Bien joué Abdelmajid Tebboune. Lors d’une interview avec des journalistes retransmise par la télévision, le président algérien a renvoyé la balle dans le camp français, plus précisément à l’Elysée car il n’entend traiter qu’avec Emmanuel Macron ou les représentants désignés par lui pour régler les différends entre les deux pays.
On peut questionner la sincérité de Tebboune et estimer que les torts sont plutôt du côté algérien, mais la démarche est habile. Tout va bien chez lui, laisse-t-il entendre, on est loin du « brouhaha », du « capharnaüm politique » qui sévit « là-bas » mais il faut faire confiance au président français qu’il remet en place à sa façon : Emmanuel Macron est « mon alter ego, on a eu des moments de sirocco, des moments de froid », mais « c’est avec lui que je travaille ».
Pour l’occupant du palais d’El Mouradia, le contentieux actuel a été « créé de toutes pièces ». S’il n’indique pas par qui, ses ministres et sa presse dénoncent quotidiennement le ministre français de l’Intérieur Bruno Retailleau et l’extrême droite. El Moudjahid, dénonce « les provocations, les ultimatums et le langage comminatoire d’un seul homme :qui s’enfonce dans son délire anti-algérien » et L’Expression vilipende « le maître chanteur », « ce ministre sans foi ni loi qui laisse entendre que tous les maux de la France auraient une seule origine : l’Algérie ».
Bruno Retailleau n’est pas en reste : «Chaque jour, je fais la une de la presse algérienne avec des articles très agressifs», affirme-t-il. «Monsieur Tebboune a une seule chose en tête : ma démission». S’il est évident que le président algérien aimerait que son homologue français désavoue son ministre, la chose n’est pas simple car, selon un sondage Odoxa-Backbone pour Le Figaro, 67 % des Français estiment que le premier flic de France a raison d’instaurer un rapport de force avec l’Algérie.
Les propos apaisants du président algérien ont déjà produit un premier effet.

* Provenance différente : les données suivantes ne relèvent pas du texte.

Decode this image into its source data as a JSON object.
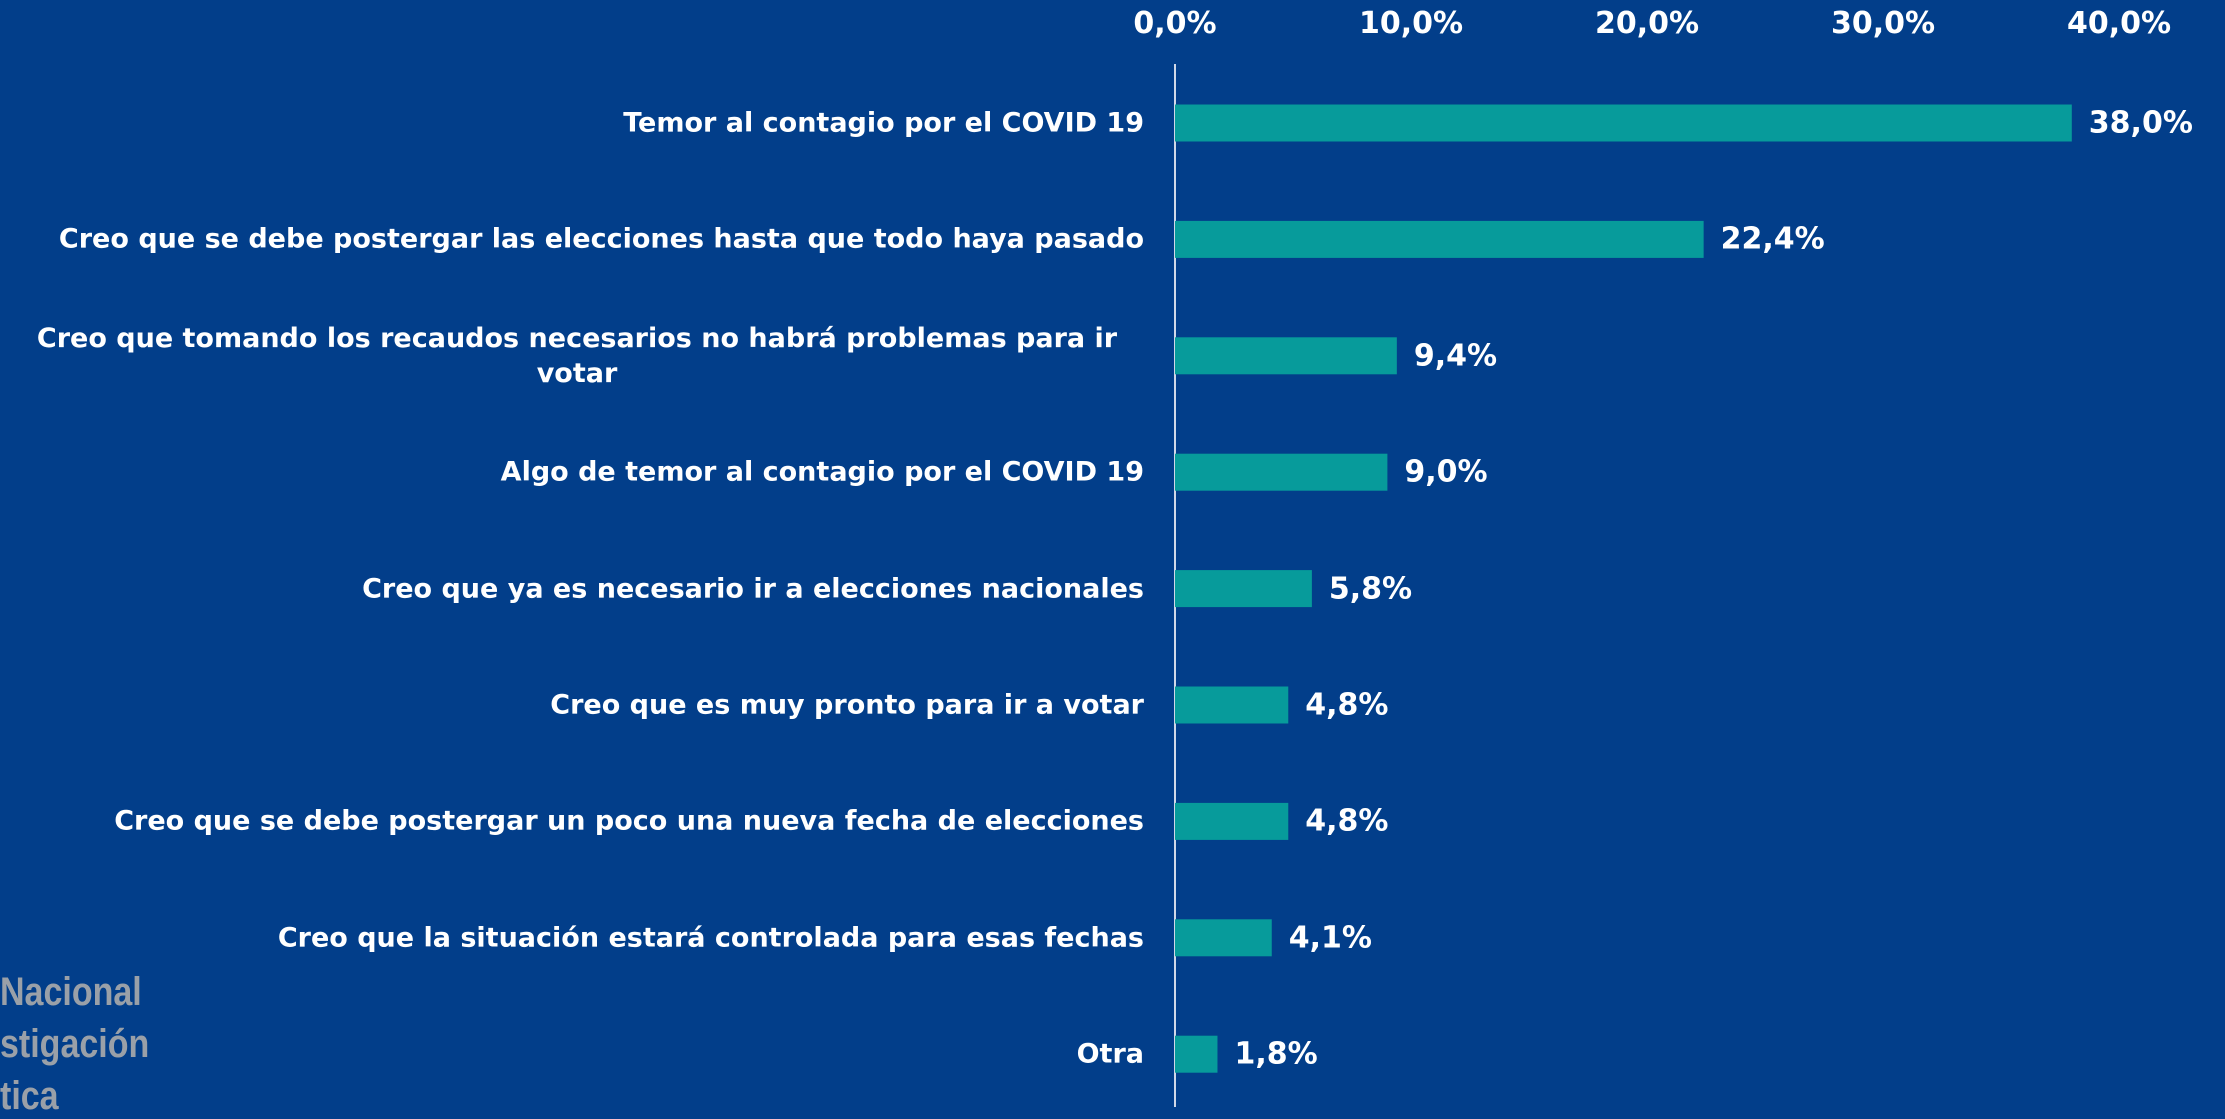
{
  "chart_data": {
    "type": "barh",
    "categories": [
      "Temor al contagio por el COVID 19",
      "Creo que se debe postergar las elecciones hasta que todo haya pasado",
      "Creo que tomando los recaudos necesarios no habrá problemas para ir votar",
      "Algo de temor al contagio por el COVID 19",
      "Creo que ya es necesario ir a elecciones nacionales",
      "Creo que es muy pronto para ir a votar",
      "Creo que se debe postergar un poco una nueva fecha de elecciones",
      "Creo que la situación estará controlada para esas fechas",
      "Otra"
    ],
    "values": [
      38.0,
      22.4,
      9.4,
      9.0,
      5.8,
      4.8,
      4.8,
      4.1,
      1.8
    ],
    "value_labels": [
      "38,0%",
      "22,4%",
      "9,4%",
      "9,0%",
      "5,8%",
      "4,8%",
      "4,8%",
      "4,1%",
      "1,8%"
    ],
    "color": "#079b9b",
    "xlim": [
      0,
      40
    ],
    "xticks": [
      {
        "value": 0,
        "label": "0,0%"
      },
      {
        "value": 10,
        "label": "10,0%"
      },
      {
        "value": 20,
        "label": "20,0%"
      },
      {
        "value": 30,
        "label": "30,0%"
      },
      {
        "value": 40,
        "label": "40,0%"
      }
    ]
  },
  "watermark": [
    "Nacional",
    "stigación",
    "tica"
  ]
}
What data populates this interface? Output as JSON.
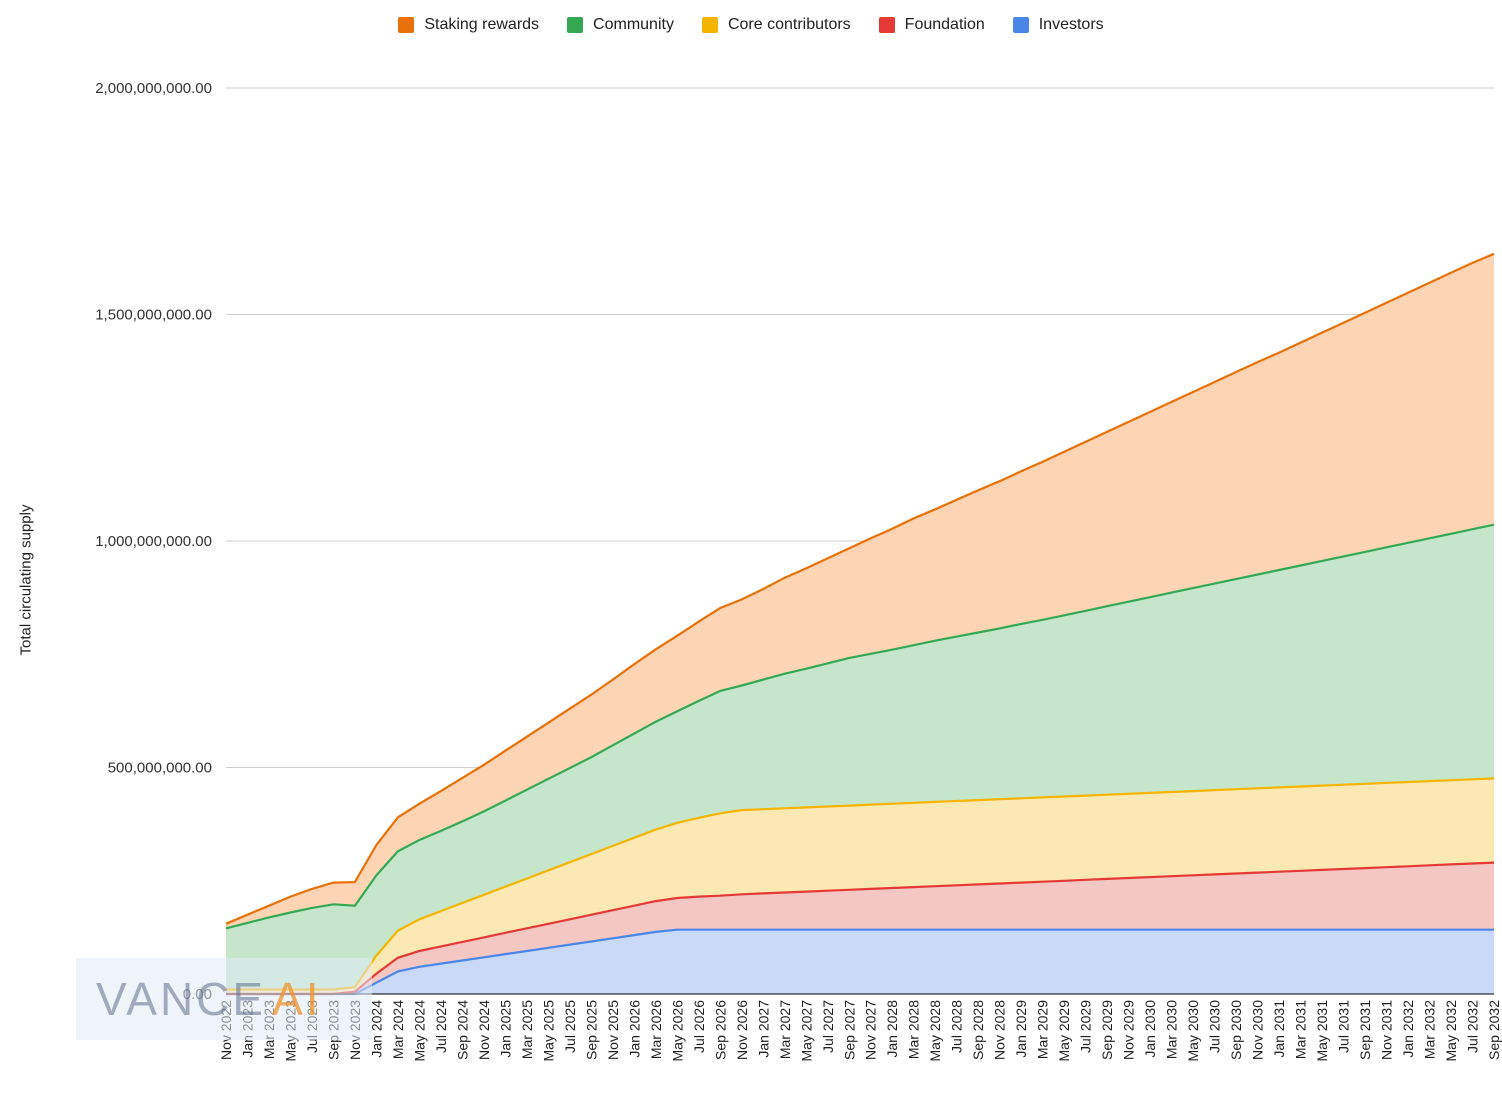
{
  "chart_data": {
    "type": "area",
    "stacked": true,
    "title": "",
    "xlabel": "",
    "ylabel": "Total circulating supply",
    "ylim": [
      0,
      2000000000
    ],
    "yticks": [
      0,
      500000000,
      1000000000,
      1500000000,
      2000000000
    ],
    "ytick_labels": [
      "0.00",
      "500,000,000.00",
      "1,000,000,000.00",
      "1,500,000,000.00",
      "2,000,000,000.00"
    ],
    "grid": true,
    "legend_position": "top-center",
    "categories": [
      "Nov 2022",
      "Jan 2023",
      "Mar 2023",
      "May 2023",
      "Jul 2023",
      "Sep 2023",
      "Nov 2023",
      "Jan 2024",
      "Mar 2024",
      "May 2024",
      "Jul 2024",
      "Sep 2024",
      "Nov 2024",
      "Jan 2025",
      "Mar 2025",
      "May 2025",
      "Jul 2025",
      "Sep 2025",
      "Nov 2025",
      "Jan 2026",
      "Mar 2026",
      "May 2026",
      "Jul 2026",
      "Sep 2026",
      "Nov 2026",
      "Jan 2027",
      "Mar 2027",
      "May 2027",
      "Jul 2027",
      "Sep 2027",
      "Nov 2027",
      "Jan 2028",
      "Mar 2028",
      "May 2028",
      "Jul 2028",
      "Sep 2028",
      "Nov 2028",
      "Jan 2029",
      "Mar 2029",
      "May 2029",
      "Jul 2029",
      "Sep 2029",
      "Nov 2029",
      "Jan 2030",
      "Mar 2030",
      "May 2030",
      "Jul 2030",
      "Sep 2030",
      "Nov 2030",
      "Jan 2031",
      "Mar 2031",
      "May 2031",
      "Jul 2031",
      "Sep 2031",
      "Nov 2031",
      "Jan 2032",
      "Mar 2032",
      "May 2032",
      "Jul 2032",
      "Sep 2032"
    ],
    "series": [
      {
        "name": "Investors",
        "color": "#4a86e8",
        "fill": "#c9daf8",
        "values": [
          0,
          0,
          0,
          0,
          0,
          0,
          0,
          25000000,
          50000000,
          60000000,
          67000000,
          74000000,
          81000000,
          88000000,
          95000000,
          102000000,
          109000000,
          116000000,
          123000000,
          130000000,
          137000000,
          142000000,
          142000000,
          142000000,
          142000000,
          142000000,
          142000000,
          142000000,
          142000000,
          142000000,
          142000000,
          142000000,
          142000000,
          142000000,
          142000000,
          142000000,
          142000000,
          142000000,
          142000000,
          142000000,
          142000000,
          142000000,
          142000000,
          142000000,
          142000000,
          142000000,
          142000000,
          142000000,
          142000000,
          142000000,
          142000000,
          142000000,
          142000000,
          142000000,
          142000000,
          142000000,
          142000000,
          142000000,
          142000000,
          142000000
        ]
      },
      {
        "name": "Foundation",
        "color": "#e53935",
        "fill": "#f4c7c3",
        "values": [
          0,
          0,
          0,
          0,
          0,
          0,
          5000000,
          20000000,
          30000000,
          35000000,
          38000000,
          41000000,
          44000000,
          47000000,
          50000000,
          53000000,
          56000000,
          59000000,
          62000000,
          65000000,
          68000000,
          70000000,
          73000000,
          75000000,
          78000000,
          80000000,
          82000000,
          84000000,
          86000000,
          88000000,
          90000000,
          92000000,
          94000000,
          96000000,
          98000000,
          100000000,
          102000000,
          104000000,
          106000000,
          108000000,
          110000000,
          112000000,
          114000000,
          116000000,
          118000000,
          120000000,
          122000000,
          124000000,
          126000000,
          128000000,
          130000000,
          132000000,
          134000000,
          136000000,
          138000000,
          140000000,
          142000000,
          144000000,
          146000000,
          148000000
        ]
      },
      {
        "name": "Core contributors",
        "color": "#f4b400",
        "fill": "#fce8b2",
        "values": [
          10000000,
          10000000,
          10000000,
          10000000,
          10000000,
          10000000,
          10000000,
          40000000,
          60000000,
          70000000,
          78000000,
          86000000,
          94000000,
          102000000,
          110000000,
          118000000,
          126000000,
          134000000,
          142000000,
          150000000,
          158000000,
          166000000,
          174000000,
          182000000,
          186000000,
          186000000,
          186000000,
          186000000,
          186000000,
          186000000,
          186000000,
          186000000,
          186000000,
          186000000,
          186000000,
          186000000,
          186000000,
          186000000,
          186000000,
          186000000,
          186000000,
          186000000,
          186000000,
          186000000,
          186000000,
          186000000,
          186000000,
          186000000,
          186000000,
          186000000,
          186000000,
          186000000,
          186000000,
          186000000,
          186000000,
          186000000,
          186000000,
          186000000,
          186000000,
          186000000
        ]
      },
      {
        "name": "Community",
        "color": "#34a853",
        "fill": "#c6e6cc",
        "values": [
          135000000,
          147000000,
          159000000,
          170000000,
          180000000,
          188000000,
          180000000,
          177000000,
          175000000,
          175000000,
          177000000,
          180000000,
          184000000,
          190000000,
          196000000,
          202000000,
          208000000,
          214000000,
          222000000,
          230000000,
          238000000,
          246000000,
          258000000,
          270000000,
          275000000,
          286000000,
          297000000,
          306000000,
          316000000,
          326000000,
          333000000,
          340000000,
          348000000,
          356000000,
          363000000,
          370000000,
          377000000,
          385000000,
          392000000,
          400000000,
          408000000,
          416000000,
          424000000,
          432000000,
          440000000,
          448000000,
          456000000,
          464000000,
          472000000,
          480000000,
          488000000,
          496000000,
          504000000,
          512000000,
          520000000,
          528000000,
          536000000,
          544000000,
          552000000,
          560000000
        ]
      },
      {
        "name": "Staking rewards",
        "color": "#e8710a",
        "fill": "#fdd4b4",
        "values": [
          10000000,
          18000000,
          26000000,
          35000000,
          42000000,
          48000000,
          52000000,
          67000000,
          75000000,
          80000000,
          88000000,
          96000000,
          103000000,
          110000000,
          117000000,
          124000000,
          131000000,
          138000000,
          145000000,
          153000000,
          160000000,
          167000000,
          175000000,
          183000000,
          190000000,
          200000000,
          212000000,
          222000000,
          232000000,
          242000000,
          255000000,
          267000000,
          280000000,
          290000000,
          302000000,
          314000000,
          325000000,
          337000000,
          349000000,
          361000000,
          373000000,
          385000000,
          397000000,
          409000000,
          421000000,
          433000000,
          445000000,
          457000000,
          469000000,
          480000000,
          492000000,
          504000000,
          516000000,
          528000000,
          540000000,
          552000000,
          564000000,
          576000000,
          588000000,
          598000000
        ]
      }
    ],
    "legend_order": [
      "Staking rewards",
      "Community",
      "Core contributors",
      "Foundation",
      "Investors"
    ]
  },
  "watermark": {
    "text_a": "VANCE",
    "text_b": "AI"
  }
}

La porte-parole du gouvernement, Sophie Primas, a déclaré que « nous sommes déterminés à retrouver avec l’Algérie des relations normales ». Elle a ajouté : « J’ai entendu ce matin que le président Tebboune avait fait un petit signe vis-à-vis d’Emmanuel Macron. C’est très bien. Voilà une façon de renouer le dialogue et d’échanger sur les sujets sensibles » tels que les Algériens sous OQTF que l’Algérie refuse de reprendre ou encore l’arrestation Boualem Sansal.
Un « petit signe »… Macron en attend un plus grand concernant justement l’écrivain franco -algérien. Un autre pourrait être donné par un accord sur une renégociation de l’accord de 1968 relatif à la circulation, à l’emploi et au séjour en France des ressortissants algériens et de leurs familles. L’agence Algérie Presse Service, a déjà fait savoir que si la France veut « aujourd’hui réclamer des comptes, elle devra d’abord rendre des comptes elle-même ».